New Life

And they remembered his words.
— Luke 24:8

Easter Sunday greeted us with brilliant sunshine, a warmth that carried us through the day as echoes of worship rang in our ears. I write as it threatens to rain, April’s showers finally bringing our tulips to bloom in the front yard, a message themselves of bursting forth after being buried. A robin creates her new nest on the pine tree outside my office window, pieces of hay and straw making up her home from the yard a few doors down that used the same materials for grass seed protection. Spring is truly here, something that we Michiganders wait to proclaim until after the freak weekend of heat that switches into another fresh blanket of new snow. It was not yet, but now it is here.

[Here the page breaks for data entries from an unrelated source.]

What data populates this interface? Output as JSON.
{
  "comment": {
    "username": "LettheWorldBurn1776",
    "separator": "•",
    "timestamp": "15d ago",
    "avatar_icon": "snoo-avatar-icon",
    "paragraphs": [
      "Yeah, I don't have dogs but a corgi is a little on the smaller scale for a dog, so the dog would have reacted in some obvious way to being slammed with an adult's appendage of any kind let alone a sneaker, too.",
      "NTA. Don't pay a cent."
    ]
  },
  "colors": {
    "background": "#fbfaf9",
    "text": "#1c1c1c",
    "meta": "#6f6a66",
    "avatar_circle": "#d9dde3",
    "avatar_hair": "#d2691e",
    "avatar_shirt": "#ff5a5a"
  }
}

I love the liturgy the old Church calendar offers us, embodied practices that allow for somatic remembrance. Yet, in the aftermath of the massive celebration, good weather, and back to mundane that Monday brings, I forget all too easily that Easter is a truth carried out for everyday, a daily liturgy that we put on as Jesus’ people. This message changes everything, death having not only been put to death, but a hope for what can come out of death: glory.

Mary Magdalene, Joanna, Mary the mother of James, and the other women with them were telling the apostles these things. But these words seemed like nonsense to them, and they did not believe the women.
— Luke 24:10-11

I’d like to say I am the women of this story, these bold, audacious people of God. I love how this passage even tells us of how much we miss out when we do not listen to the voices of women. But I tend to find myself with the doubting disciples, people to truly be pitied as they refuse the generous miracle that is being held out to them. Much like them, because I don’t see an open tomb personally, I do not take the good news being offered to heart. I often look at the clear resurrection gifts in my own life and call them nonsense, losing sight of the promises that clearly find their yes in Jesus. I follow the logic of the world, calling hope and new life foolish as I beg for them in intercession. When those gifts show his face, I turn aside, I refuse as I don’t understand the other-worldly ways even after twenty years of walking these truths.

Even this Sunday for us was a rebirth, another step of faith, a hope of new life on the other side of death. Firmly calling a new church our official home felt like allowing ourselves to be wounded again, the wounds forever a part of our bodies as Jesus’ body tells the same story. Yet, in order for us to fully participate in Christ’s body, we know full well it involves the tangible step of being a part of the Bride, of partaking in the Supper, of foolishly hoping for glory to show His face. Thank goodness we did not get too wise.

So we pray with scars visible for light to shine through. We feel like infants again, crawling and helpless, dependent while wailing as we just don’t know how to vocalize the language of our need. And our wounded healer comes, the One who made us, who could be called foolish Himself for saving our not-sorry souls, to let us feel for ourselves the ways in which he loves us by pierced side. He has given new life again and again.